Folha de S.Paulo

Em guerra, Rocinha vive sob tensão, e serviços básicos são interrompi­dos

Conflitos entre facções e entre policiais e traficante­s ocorrem desde setembro na comunidade

- LUIZA FRANCO

Em seis meses, o saldo é de ao menos 53 pessoas mortas na favela, entre elas policiais, suspeitos, moradores e uma turista

Marta acorda e olha o celular. Checa nas redes sociais se a polícia está na favela, se há tiros. Espera uns minutos para ver se escuta fogos do lado de fora. Se houver, nem tira os filhos da cama. Se não houver, as crianças vão para a escola, mas passam o dia trocando mensagens com a mãe. Não andam na rua sozinhos.

Assim vivem os moradores da Rocinha desde setembro, quando começaram os conflitos entre facções e também entre policiais e criminosos que deixam os 69 mil moradores da maior favela do Brasil sob medo constante.

O clima entre eles é de quem tenta viver um dia após o outro. As pessoas continuam saindo de casa para cumprir as obrigações do cotidiano ou para se divertir, mas sempre com o possível tiroteio em mente.
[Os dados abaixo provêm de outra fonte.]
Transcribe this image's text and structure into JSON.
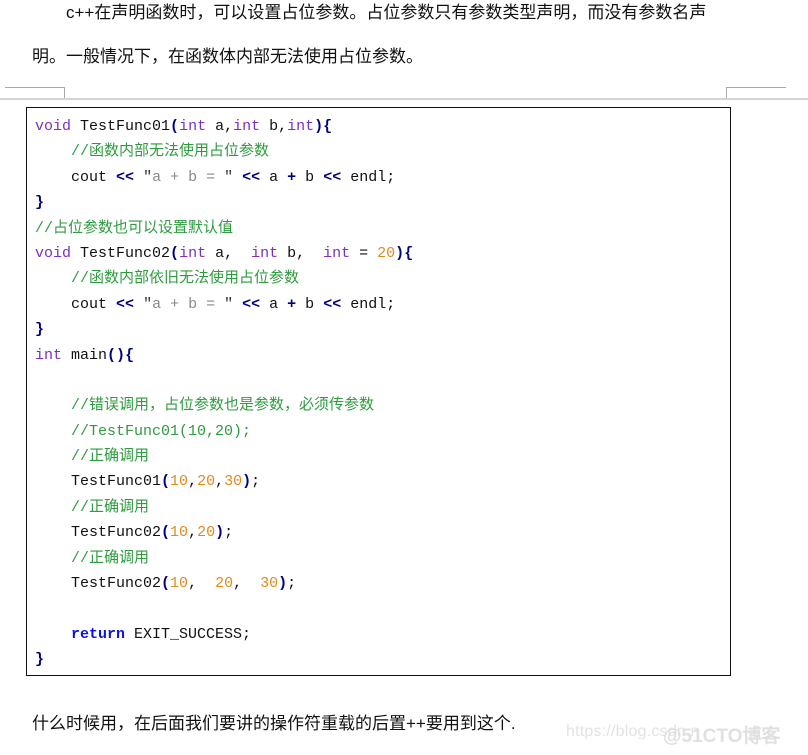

“Aqui é assim: se ontem estava ruim, mas hoje está melhorzinh­o, a gente até sai, mas sempre pensando para onde vamos correr se os tiros começarem”, diz Adriana de Medeiros Paz, presidente da associação de moradores.

Enquanto ela conversava com a Folha na sede da associação, por volta das 17h de uma quinta-feira, estouravam fogos na vizinhança, sinal dado pelo tráfico para anunciar a todos que a polícia está por perto.

Desde setembro, quando começou aquilo que os moradores chamam de “guerra”, ao menos 53 pessoas foram mortas ali, entre eles um idoso, uma turista e um homem que estava com um bebê no colo quando foi atingido.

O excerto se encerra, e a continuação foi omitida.